The book contains a good variety of recipes, including soups, pastas, pizzas, sandwiches, vegetable sides, desserts and even a few breakfast dishes. Like Chloe’s other books, the recipes are generally simple to make and call for ingredients readily found in most supermarkets. (Now that I’m no longer in California, the number of dishes that call for avocado did pose something of an issue). Most of the recipes are bean, nut, veggie and grain-based, though there are a few recipes that call for tofu. The book does not use any packaged veggie meats or cheeses.
I’ve had good results with the recipes I’ve tried, though many call for a bit too much salt for my taste. I was also disappointed to see that the tomato sauce recipes all call for sugar, which I simply omitted. (There are two schools of thought on tomato sauce. Some people believe that sugar is necessary to “soften the acidity of the tomatoes,” whatever that means. Others make tomato sauce correctly. I kid. Okay, not really. Sugar does not belong in tomato sauce people. Buy decent quality tomatoes and no “softening” will be required.)
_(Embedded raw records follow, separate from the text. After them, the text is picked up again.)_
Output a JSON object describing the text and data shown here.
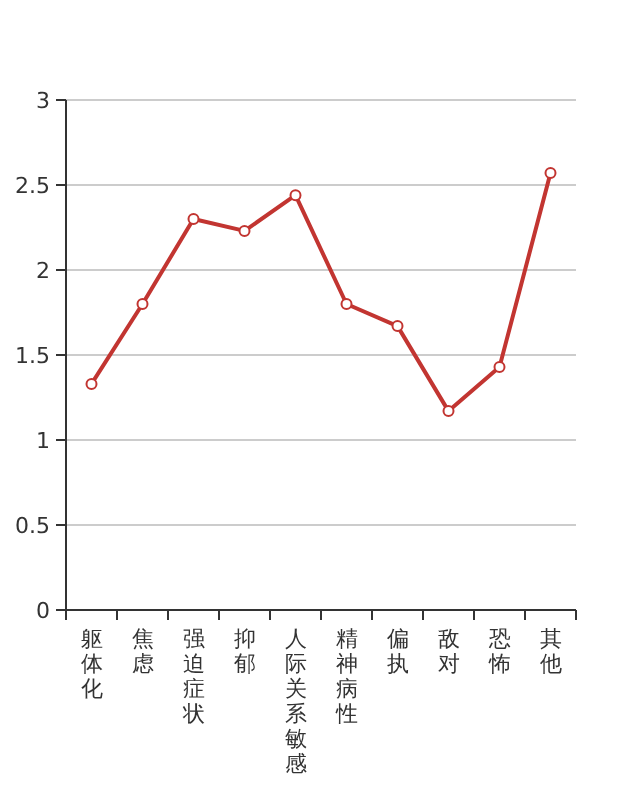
{
  "chart_data": {
    "type": "line",
    "categories": [
      "躯体化",
      "焦虑",
      "强迫症状",
      "抑郁",
      "人际关系敏感",
      "精神病性",
      "偏执",
      "敌对",
      "恐怖",
      "其他"
    ],
    "series": [
      {
        "color": "#c23531",
        "values": [
          1.33,
          1.8,
          2.3,
          2.23,
          2.44,
          1.8,
          1.67,
          1.17,
          1.43,
          2.57
        ]
      }
    ],
    "ylim": [
      0,
      3
    ],
    "yticks": [
      0,
      0.5,
      1,
      1.5,
      2,
      2.5,
      3
    ],
    "grid": "y",
    "marker": "circle"
  }
}
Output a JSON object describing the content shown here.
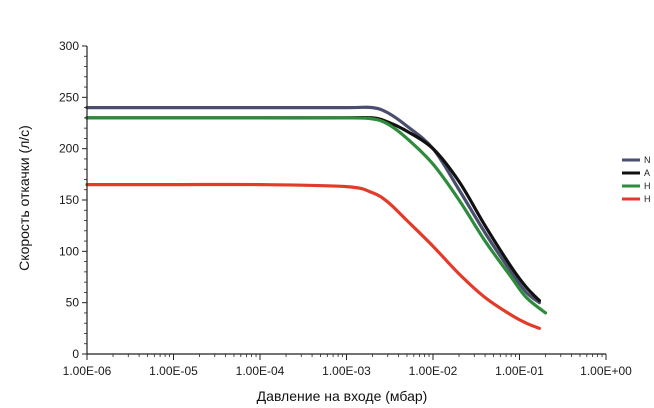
{
  "chart_data": {
    "type": "line",
    "xscale": "log",
    "xlim": [
      1e-06,
      1
    ],
    "ylim": [
      0,
      300
    ],
    "xlabel": "Давление на входе (мбар)",
    "ylabel": "Скорость откачки (л/с)",
    "x_ticks": [
      "1.00E-06",
      "1.00E-05",
      "1.00E-04",
      "1.00E-03",
      "1.00E-02",
      "1.00E-01",
      "1.00E+00"
    ],
    "y_ticks": [
      "0",
      "50",
      "100",
      "150",
      "200",
      "250",
      "300"
    ],
    "grid": false,
    "legend_position": "right",
    "series": [
      {
        "name": "N",
        "color": "#4a4e6e",
        "points": [
          [
            1e-06,
            240
          ],
          [
            1e-05,
            240
          ],
          [
            0.0001,
            240
          ],
          [
            0.001,
            240
          ],
          [
            0.002,
            240
          ],
          [
            0.003,
            235
          ],
          [
            0.005,
            222
          ],
          [
            0.01,
            200
          ],
          [
            0.02,
            160
          ],
          [
            0.04,
            118
          ],
          [
            0.08,
            80
          ],
          [
            0.12,
            60
          ],
          [
            0.17,
            50
          ]
        ]
      },
      {
        "name": "A",
        "color": "#111111",
        "points": [
          [
            1e-06,
            230
          ],
          [
            1e-05,
            230
          ],
          [
            0.0001,
            230
          ],
          [
            0.001,
            230
          ],
          [
            0.002,
            230
          ],
          [
            0.003,
            226
          ],
          [
            0.005,
            217
          ],
          [
            0.01,
            200
          ],
          [
            0.02,
            168
          ],
          [
            0.04,
            125
          ],
          [
            0.08,
            85
          ],
          [
            0.12,
            65
          ],
          [
            0.17,
            52
          ]
        ]
      },
      {
        "name": "H",
        "color": "#2e8b3c",
        "points": [
          [
            1e-06,
            230
          ],
          [
            1e-05,
            230
          ],
          [
            0.0001,
            230
          ],
          [
            0.001,
            230
          ],
          [
            0.002,
            229
          ],
          [
            0.003,
            224
          ],
          [
            0.005,
            210
          ],
          [
            0.01,
            185
          ],
          [
            0.02,
            150
          ],
          [
            0.04,
            110
          ],
          [
            0.08,
            75
          ],
          [
            0.12,
            55
          ],
          [
            0.2,
            40
          ]
        ]
      },
      {
        "name": "H",
        "color": "#e43a2a",
        "points": [
          [
            1e-06,
            165
          ],
          [
            1e-05,
            165
          ],
          [
            0.0001,
            165
          ],
          [
            0.001,
            163
          ],
          [
            0.002,
            157
          ],
          [
            0.003,
            148
          ],
          [
            0.005,
            130
          ],
          [
            0.01,
            105
          ],
          [
            0.02,
            78
          ],
          [
            0.04,
            55
          ],
          [
            0.08,
            38
          ],
          [
            0.12,
            30
          ],
          [
            0.17,
            25
          ]
        ]
      }
    ]
  }
}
In order to review the book, my family enjoyed a week of Italian dinners. I started with the “Thyme for Stuffed Portabellos with Rosemary Gravy” (page 172), which turned out to be my least favorite dish of the week. The portabellos are stuffed with a flavorful rice and lentil mixture that unfortunately dried out a bit too much during baking. The technique for making the gravy was a new one for me and one I’ll use again. Onions and garlic were sauteed in the pan, then flour, seasonings and water were added. Once the gravy thickened, the mixture was pureed. The result was a thick, smooth, rosemary-scented gravy. The gravy needed a little something the night we first ate it, but tasted much better as leftovers.
Next up was the “Lemon Herb Cannellini Beans” (page 159). This recipe was quick, easy and tasty. The lemony-sauce reminded me of something I’d had before, but I couldn’t put my finger on it. As suggested, I served the beans over steamed spinach and mashed potatoes. This is a definite make-again meal for my family.
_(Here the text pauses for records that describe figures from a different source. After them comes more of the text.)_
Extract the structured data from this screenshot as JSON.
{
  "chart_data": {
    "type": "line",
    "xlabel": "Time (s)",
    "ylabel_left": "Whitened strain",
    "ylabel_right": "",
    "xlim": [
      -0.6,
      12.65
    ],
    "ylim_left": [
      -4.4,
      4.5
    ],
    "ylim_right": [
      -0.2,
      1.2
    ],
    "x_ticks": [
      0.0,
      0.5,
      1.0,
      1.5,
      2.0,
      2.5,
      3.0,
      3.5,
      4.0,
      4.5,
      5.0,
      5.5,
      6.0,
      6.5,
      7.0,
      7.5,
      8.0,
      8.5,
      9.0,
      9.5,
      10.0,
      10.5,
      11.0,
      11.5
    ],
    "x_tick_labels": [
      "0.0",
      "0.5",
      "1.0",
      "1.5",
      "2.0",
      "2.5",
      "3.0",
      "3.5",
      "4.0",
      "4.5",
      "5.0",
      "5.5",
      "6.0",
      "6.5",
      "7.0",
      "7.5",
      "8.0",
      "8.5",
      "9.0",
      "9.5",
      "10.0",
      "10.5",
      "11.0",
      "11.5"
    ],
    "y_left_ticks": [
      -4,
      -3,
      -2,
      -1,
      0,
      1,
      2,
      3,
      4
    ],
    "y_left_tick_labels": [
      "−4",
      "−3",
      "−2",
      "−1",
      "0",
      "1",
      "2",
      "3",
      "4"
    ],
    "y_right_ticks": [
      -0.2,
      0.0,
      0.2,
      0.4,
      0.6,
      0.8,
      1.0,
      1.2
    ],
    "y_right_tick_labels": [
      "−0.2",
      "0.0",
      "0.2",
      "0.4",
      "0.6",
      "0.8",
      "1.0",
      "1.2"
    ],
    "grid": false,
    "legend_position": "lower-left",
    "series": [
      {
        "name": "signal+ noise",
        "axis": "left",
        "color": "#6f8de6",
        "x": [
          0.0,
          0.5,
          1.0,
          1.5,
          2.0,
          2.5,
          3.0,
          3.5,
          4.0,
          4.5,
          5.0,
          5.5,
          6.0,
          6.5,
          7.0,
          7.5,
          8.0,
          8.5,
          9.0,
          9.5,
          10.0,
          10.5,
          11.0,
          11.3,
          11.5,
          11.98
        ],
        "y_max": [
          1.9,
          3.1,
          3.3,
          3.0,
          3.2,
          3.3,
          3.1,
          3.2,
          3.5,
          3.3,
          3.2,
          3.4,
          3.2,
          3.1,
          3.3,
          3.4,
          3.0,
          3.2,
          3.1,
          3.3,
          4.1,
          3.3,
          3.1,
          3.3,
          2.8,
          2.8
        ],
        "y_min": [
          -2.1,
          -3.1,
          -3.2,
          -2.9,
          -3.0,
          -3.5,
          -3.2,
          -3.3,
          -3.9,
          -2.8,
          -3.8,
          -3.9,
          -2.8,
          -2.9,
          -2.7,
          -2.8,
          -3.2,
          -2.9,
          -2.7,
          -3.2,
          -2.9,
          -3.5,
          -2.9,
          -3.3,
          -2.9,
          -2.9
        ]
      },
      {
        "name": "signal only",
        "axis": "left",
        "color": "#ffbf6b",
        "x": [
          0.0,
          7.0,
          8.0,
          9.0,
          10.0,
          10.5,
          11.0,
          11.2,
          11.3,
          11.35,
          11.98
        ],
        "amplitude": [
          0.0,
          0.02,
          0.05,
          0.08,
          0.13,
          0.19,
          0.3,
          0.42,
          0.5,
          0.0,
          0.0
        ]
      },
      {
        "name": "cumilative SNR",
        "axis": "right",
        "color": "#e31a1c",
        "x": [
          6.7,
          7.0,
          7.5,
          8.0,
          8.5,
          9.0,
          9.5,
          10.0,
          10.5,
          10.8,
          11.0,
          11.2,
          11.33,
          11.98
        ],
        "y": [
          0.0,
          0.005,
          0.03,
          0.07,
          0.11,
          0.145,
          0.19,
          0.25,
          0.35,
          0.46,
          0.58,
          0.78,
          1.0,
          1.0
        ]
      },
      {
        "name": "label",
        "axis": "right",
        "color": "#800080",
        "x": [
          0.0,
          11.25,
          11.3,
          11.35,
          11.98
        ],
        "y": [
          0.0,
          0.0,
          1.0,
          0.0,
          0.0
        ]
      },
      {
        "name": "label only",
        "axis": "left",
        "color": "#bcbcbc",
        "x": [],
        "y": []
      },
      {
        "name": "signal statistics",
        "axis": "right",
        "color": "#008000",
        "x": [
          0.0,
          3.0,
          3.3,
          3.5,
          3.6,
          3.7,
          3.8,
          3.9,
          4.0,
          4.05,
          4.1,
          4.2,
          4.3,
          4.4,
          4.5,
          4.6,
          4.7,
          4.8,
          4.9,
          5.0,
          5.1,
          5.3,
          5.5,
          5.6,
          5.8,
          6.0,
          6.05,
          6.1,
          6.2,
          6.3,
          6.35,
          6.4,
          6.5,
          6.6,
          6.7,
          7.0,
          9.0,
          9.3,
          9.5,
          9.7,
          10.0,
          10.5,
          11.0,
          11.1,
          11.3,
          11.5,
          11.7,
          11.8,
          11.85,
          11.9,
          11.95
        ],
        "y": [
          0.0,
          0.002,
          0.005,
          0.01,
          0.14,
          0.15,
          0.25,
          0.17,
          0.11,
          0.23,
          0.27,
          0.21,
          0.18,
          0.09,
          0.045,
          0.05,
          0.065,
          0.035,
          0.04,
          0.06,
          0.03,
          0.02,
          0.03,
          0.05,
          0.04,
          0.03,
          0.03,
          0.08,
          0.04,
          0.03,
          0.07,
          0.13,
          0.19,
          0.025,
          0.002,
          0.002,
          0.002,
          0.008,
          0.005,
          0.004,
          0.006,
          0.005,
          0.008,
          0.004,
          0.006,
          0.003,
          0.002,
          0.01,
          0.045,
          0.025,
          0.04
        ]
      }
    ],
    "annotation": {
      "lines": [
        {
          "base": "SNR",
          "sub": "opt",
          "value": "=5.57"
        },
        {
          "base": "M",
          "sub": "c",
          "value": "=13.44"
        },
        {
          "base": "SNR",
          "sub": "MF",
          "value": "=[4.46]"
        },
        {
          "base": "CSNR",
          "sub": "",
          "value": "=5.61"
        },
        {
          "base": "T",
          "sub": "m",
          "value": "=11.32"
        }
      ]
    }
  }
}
Since it’s technically autumn (despite the bursts of hot weather), I thought the “Pumpkin Soup with Crispy Brussels Sprout Leaves” (page 75) would hit the spot. This is a pureed soup that gets depth of flavor from apples and creaminess from coconut milk. The soup really grew on me as I ate it; in each spoonful, I tasted slightly different flavors.
Pasta alla Norma (pasta in a tomato and eggplant sauce with ricotta salata)(page 127) is one of my favorite pasta dishes, so it had to be my first selection from the pasta chapter. I began by making the Rockin’ Ricotta (page 242) to top the dish. Chloe’s version of ricotta is tofu-based and easy as can be. All of the ingredients are just buzzed together in a food processor. Although the ricotta was very yummy, I thought it was very salty. I will cut the salt down to 1.5 tsp. in the future. The pasta was easy to make and tasted great topped with the ricotta. (I omitted the sugar from the sauce as noted above.) My parents actually ate this dish as is and never suggested adding grated cheese. Trust me when I say that is a huge deal.
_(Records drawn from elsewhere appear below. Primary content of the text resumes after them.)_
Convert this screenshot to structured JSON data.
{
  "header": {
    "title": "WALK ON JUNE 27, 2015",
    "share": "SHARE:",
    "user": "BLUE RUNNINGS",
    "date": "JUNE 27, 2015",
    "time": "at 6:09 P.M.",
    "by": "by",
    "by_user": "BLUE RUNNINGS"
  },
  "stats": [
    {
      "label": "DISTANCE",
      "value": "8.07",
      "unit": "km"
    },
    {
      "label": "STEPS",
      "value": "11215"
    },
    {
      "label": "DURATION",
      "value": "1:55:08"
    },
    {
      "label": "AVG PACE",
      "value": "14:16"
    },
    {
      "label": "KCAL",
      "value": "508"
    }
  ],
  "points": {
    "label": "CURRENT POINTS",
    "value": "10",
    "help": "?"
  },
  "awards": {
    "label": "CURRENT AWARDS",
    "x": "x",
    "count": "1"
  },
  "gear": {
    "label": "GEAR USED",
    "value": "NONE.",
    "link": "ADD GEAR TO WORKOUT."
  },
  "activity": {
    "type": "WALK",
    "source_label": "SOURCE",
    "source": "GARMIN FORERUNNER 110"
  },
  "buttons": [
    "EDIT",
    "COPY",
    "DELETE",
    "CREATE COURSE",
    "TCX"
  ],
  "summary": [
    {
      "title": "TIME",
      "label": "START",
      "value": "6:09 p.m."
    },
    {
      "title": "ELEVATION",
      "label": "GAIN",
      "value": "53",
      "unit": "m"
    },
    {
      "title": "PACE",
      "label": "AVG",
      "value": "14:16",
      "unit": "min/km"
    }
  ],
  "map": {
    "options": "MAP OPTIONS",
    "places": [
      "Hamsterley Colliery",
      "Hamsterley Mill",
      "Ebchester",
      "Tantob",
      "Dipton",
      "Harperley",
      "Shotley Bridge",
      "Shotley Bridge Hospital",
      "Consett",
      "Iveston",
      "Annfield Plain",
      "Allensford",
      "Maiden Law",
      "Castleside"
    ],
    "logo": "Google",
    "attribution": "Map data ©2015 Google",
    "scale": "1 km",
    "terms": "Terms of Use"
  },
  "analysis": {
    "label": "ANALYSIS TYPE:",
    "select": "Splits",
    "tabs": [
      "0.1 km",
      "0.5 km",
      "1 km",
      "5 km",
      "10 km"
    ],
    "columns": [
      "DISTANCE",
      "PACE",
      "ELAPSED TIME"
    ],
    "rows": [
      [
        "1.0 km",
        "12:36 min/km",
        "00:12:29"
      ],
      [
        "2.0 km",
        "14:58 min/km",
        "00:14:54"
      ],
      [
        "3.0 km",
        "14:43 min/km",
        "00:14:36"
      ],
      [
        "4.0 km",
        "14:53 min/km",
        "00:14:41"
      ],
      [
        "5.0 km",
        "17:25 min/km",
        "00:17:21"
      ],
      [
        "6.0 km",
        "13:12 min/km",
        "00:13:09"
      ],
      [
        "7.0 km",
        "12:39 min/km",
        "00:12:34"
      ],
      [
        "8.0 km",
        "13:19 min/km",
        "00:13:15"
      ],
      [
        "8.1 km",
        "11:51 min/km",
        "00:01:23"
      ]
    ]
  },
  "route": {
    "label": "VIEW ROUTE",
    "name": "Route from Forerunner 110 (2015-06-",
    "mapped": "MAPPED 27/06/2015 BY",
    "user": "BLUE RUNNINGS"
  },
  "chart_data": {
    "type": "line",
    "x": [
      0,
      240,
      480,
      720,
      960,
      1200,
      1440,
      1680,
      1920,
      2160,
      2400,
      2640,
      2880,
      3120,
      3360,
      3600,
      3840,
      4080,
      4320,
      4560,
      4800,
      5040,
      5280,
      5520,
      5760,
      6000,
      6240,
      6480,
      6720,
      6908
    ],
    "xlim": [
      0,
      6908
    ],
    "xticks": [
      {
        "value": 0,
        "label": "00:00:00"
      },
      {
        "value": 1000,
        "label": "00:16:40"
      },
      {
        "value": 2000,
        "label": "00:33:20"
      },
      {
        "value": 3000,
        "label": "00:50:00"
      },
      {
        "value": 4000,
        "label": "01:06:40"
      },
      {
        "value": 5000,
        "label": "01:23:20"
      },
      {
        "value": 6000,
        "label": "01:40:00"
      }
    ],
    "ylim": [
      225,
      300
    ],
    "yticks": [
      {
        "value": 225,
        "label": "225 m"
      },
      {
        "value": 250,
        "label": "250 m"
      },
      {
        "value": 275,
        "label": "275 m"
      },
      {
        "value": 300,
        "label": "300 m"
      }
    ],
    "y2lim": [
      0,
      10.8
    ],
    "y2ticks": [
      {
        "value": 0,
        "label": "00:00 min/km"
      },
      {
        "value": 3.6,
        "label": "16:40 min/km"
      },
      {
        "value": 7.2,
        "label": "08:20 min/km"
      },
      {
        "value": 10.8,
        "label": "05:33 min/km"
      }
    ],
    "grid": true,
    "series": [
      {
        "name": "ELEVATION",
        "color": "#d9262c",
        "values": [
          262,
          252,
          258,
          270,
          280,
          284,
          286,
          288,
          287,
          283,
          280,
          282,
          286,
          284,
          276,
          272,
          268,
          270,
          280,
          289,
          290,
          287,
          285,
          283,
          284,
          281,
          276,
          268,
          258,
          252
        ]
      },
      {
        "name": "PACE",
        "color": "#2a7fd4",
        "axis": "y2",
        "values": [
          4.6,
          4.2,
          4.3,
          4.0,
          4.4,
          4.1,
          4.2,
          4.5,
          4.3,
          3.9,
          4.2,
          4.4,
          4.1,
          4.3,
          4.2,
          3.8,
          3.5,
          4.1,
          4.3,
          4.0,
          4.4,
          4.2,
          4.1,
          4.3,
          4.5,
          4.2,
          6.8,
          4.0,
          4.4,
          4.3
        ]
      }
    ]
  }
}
The last meal of the week was the “Pizza Burgers with Avocado Pesto” (page 106), primarily because it took my avocado the entire week to ripen. The pizza burgers are white bean patties flavored with sun-dried tomatoes and basil. Based upon a tip on the PPK forums, I made sure to grind my sun-dried tomatoes up nice and small to avoid any unpleasant chewy bits. (Adding the breadcrumbs and flour to the food processor along with the tomatoes made them easier to mince). My only complaint about this recipe is that Chloe claims it makes 6 burgers. Had I formed 6 patties, they either would have been slider-sized, or thin enough to see through. I made 5 very thin burgers, which just barely fit standard-size burger buns. Even my son loved these burgers, which he pronounced “dee-wish-us.”
After a week of tasty, omni-approved meals, I look forward to more cooking experiments from this book. I recommend “Chloe’s Vegan Italian Kitchen” to any lover of Italian food who wants to whip up meat and dairy free weeknight meals.